There was no darkness like the darkness in this place. It was leavened by a silver cast of moonlight from the high windows. But it was what he knew about this darkness that distinguished it. His knowledge of what it contained.

And he was part of it now. He was at one with it. More than that, he was about to make off with its secrets, the source of its unique potency.

He had a right to smile. He had earned it.

He picked his way through a lattice of shadows, his arms held out as if to initiate an embrace. He had trained himself to move without reliance on sight.

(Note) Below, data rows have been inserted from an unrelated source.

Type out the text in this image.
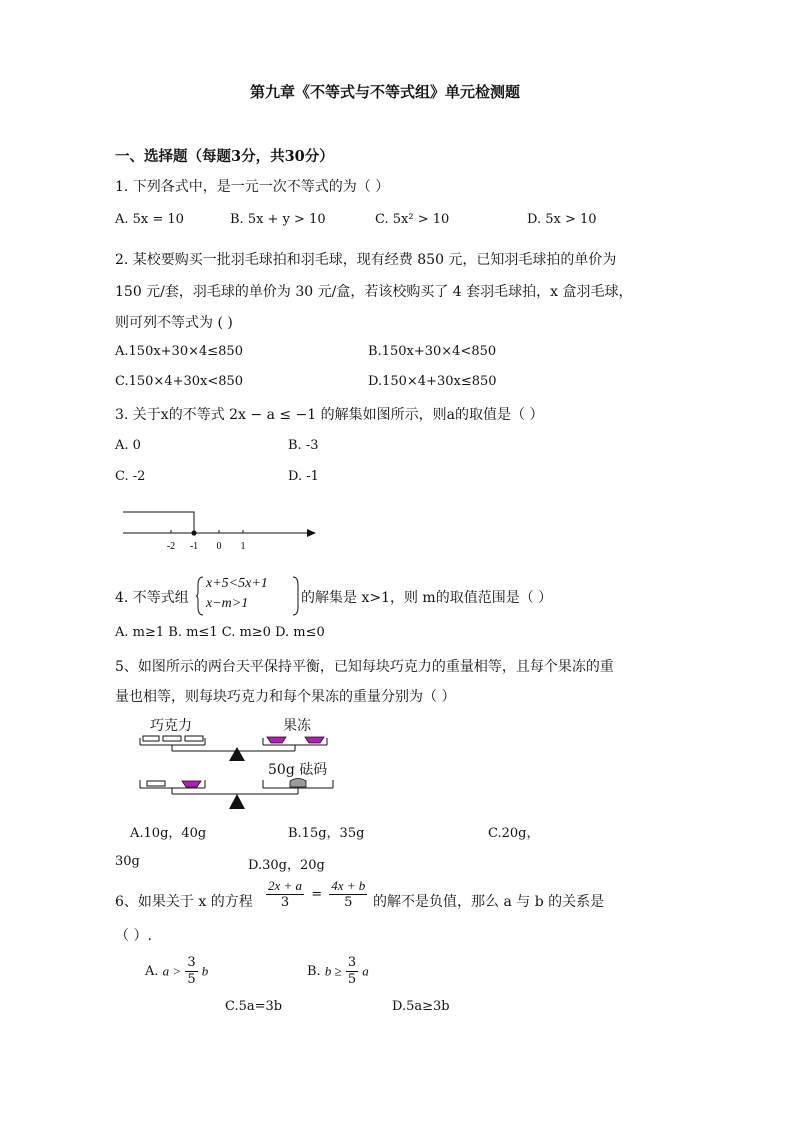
第九章《不等式与不等式组》单元检测题
一、选择题（每题3分，共30分）
1. 下列各式中，是一元一次不等式的为（ ）
A. 5x = 10	B. 5x + y > 10	C. 5x² > 10	D. 5x > 10
2. 某校要购买一批羽毛球拍和羽毛球，现有经费 850 元，已知羽毛球拍的单价为
150 元/套，羽毛球的单价为 30 元/盒，若该校购买了 4 套羽毛球拍，x 盒羽毛球，
则可列不等式为 ( )
A.150x+30×4≤850	B.150x+30×4<850
C.150×4+30x<850	D.150×4+30x≤850
3. 关于x的不等式 2x − a ≤ −1 的解集如图所示，则a的取值是（ ）
A. 0	B. -3
C. -2	D. -1
-2 -1 0 1
4. 不等式组
x+5<5x+1
x−m>1	的解集是 x>1，则 m的取值范围是（ ）
A. m≥1 B. m≤1 C. m≥0 D. m≤0
5、如图所示的两台天平保持平衡，已知每块巧克力的重量相等，且每个果冻的重
量也相等，则每块巧克力和每个果冻的重量分别为（ ）
巧克力	果冻
50g 砝码
A.10g，40g	B.15g，35g	C.20g，
30g	D.30g，20g
6、如果关于 x 的方程 $\frac{2x + a}{3} = \frac{4x + b}{5}$ 的解不是负值，那么 a 与 b 的关系是
（ ）.
A. $a > \frac{3}{5}$ b	B. $b \ge \frac{3}{5}$ a
C.5a=3b	D.5a≥3b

It was a perverse skill for one who lived by the visual to develop, but it served him well at moments like this. And there always would be moments like this. He had counted the steps earlier in the week, when the assistant he had bribed and flattered and cajoled had led him to the room where treasures he wanted would be stored.

The door was a looming presence, a sentinel.

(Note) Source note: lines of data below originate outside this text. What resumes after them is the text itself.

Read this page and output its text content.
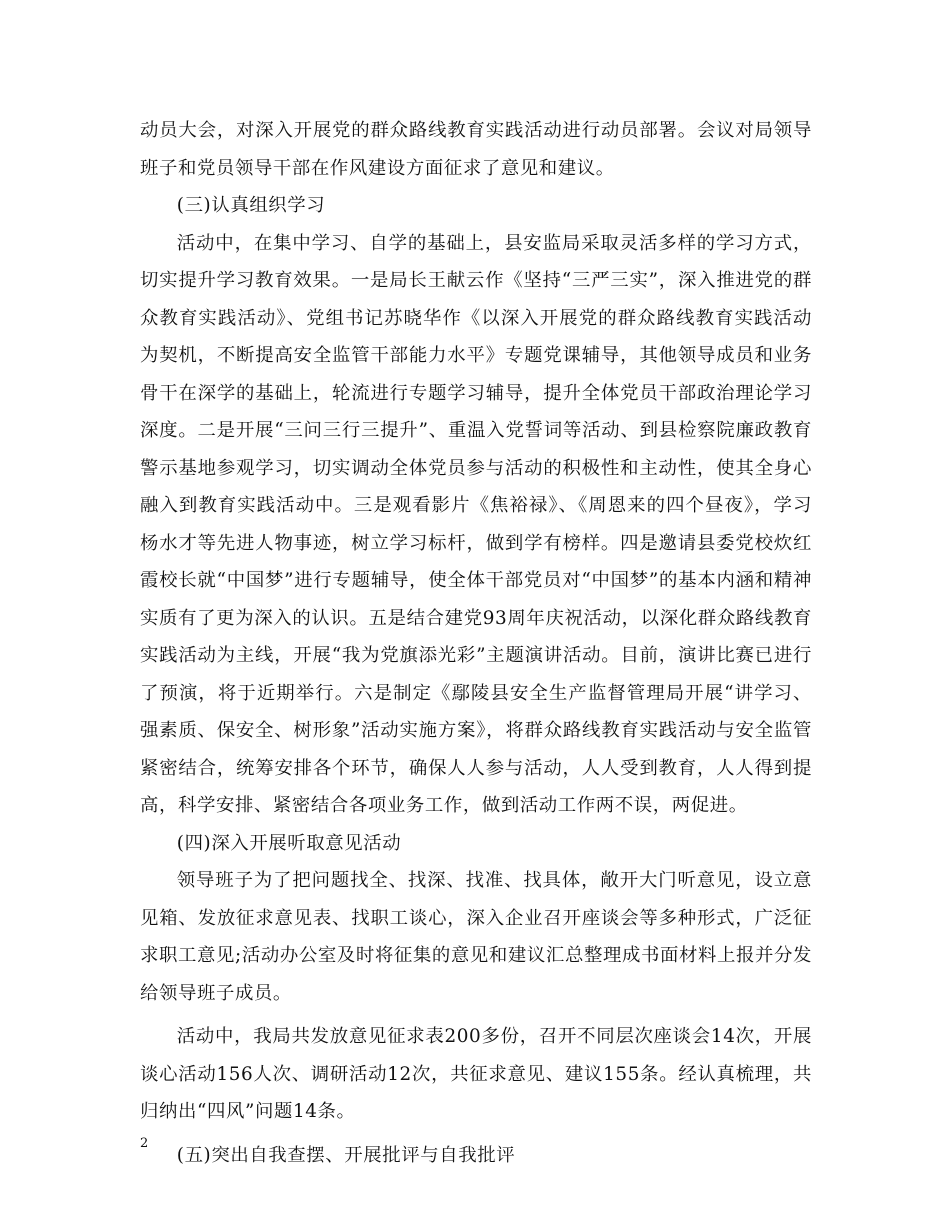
动员大会，对深入开展党的群众路线教育实践活动进行动员部署。会议对局领导班子和党员领导干部在作风建设方面征求了意见和建议。

(三)认真组织学习

活动中，在集中学习、自学的基础上，县安监局采取灵活多样的学习方式，切实提升学习教育效果。一是局长王献云作《坚持“三严三实”，深入推进党的群众教育实践活动》、党组书记苏晓华作《以深入开展党的群众路线教育实践活动为契机，不断提高安全监管干部能力水平》专题党课辅导，其他领导成员和业务骨干在深学的基础上，轮流进行专题学习辅导，提升全体党员干部政治理论学习深度。二是开展“三问三行三提升”、重温入党誓词等活动、到县检察院廉政教育警示基地参观学习，切实调动全体党员参与活动的积极性和主动性，使其全身心融入到教育实践活动中。三是观看影片《焦裕禄》、《周恩来的四个昼夜》，学习杨水才等先进人物事迹，树立学习标杆，做到学有榜样。四是邀请县委党校炊红霞校长就“中国梦”进行专题辅导，使全体干部党员对“中国梦”的基本内涵和精神实质有了更为深入的认识。五是结合建党93周年庆祝活动，以深化群众路线教育实践活动为主线，开展“我为党旗添光彩”主题演讲活动。目前，演讲比赛已进行了预演，将于近期举行。六是制定《鄢陵县安全生产监督管理局开展“讲学习、强素质、保安全、树形象”活动实施方案》，将群众路线教育实践活动与安全监管紧密结合，统筹安排各个环节，确保人人参与活动，人人受到教育，人人得到提高，科学安排、紧密结合各项业务工作，做到活动工作两不误，两促进。

(四)深入开展听取意见活动

领导班子为了把问题找全、找深、找准、找具体，敞开大门听意见，设立意见箱、发放征求意见表、找职工谈心，深入企业召开座谈会等多种形式，广泛征求职工意见;活动办公室及时将征集的意见和建议汇总整理成书面材料上报并分发给领导班子成员。

活动中，我局共发放意见征求表200多份，召开不同层次座谈会14次，开展谈心活动156人次、调研活动12次，共征求意见、建议155条。经认真梳理，共归纳出“四风”问题14条。

(五)突出自我查摆、开展批评与自我批评

2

His black-gloved hand flicked out to test the handle. Locked, as he knew it would be. He tensed a muscle in his hidden smile. He knew how little municipal workers were paid. It had not taken much to buy the privilege of handling the keys for long enough to make an imprint. Naturally, he had been ready with a perfectly innocent explanation. And the promise of fame and riches had been enough to quell any doubts the man might have had.

That was all it had taken: to locate the vanity of a weak, overlooked man and exploit it. Every man had his vanity, which was only the same as saying every man had his price.

The key resisted. He kept the pressure firm and constant, careful not to force it.

Click!

He looked behind him anxiously, a redundant gesture. He knew there was no other living soul in the place at this time of night.

And now, as he stepped into the room, he had the sense that the darkness here had been waiting for him. There seemed to be an eagerness contained in it.

Of course, he was enough of a psychologist to know that these were his own feelings he was projecting on to it. But that was the thing about the darkness, the beauty of it. It was a fantastic receptacle of projections.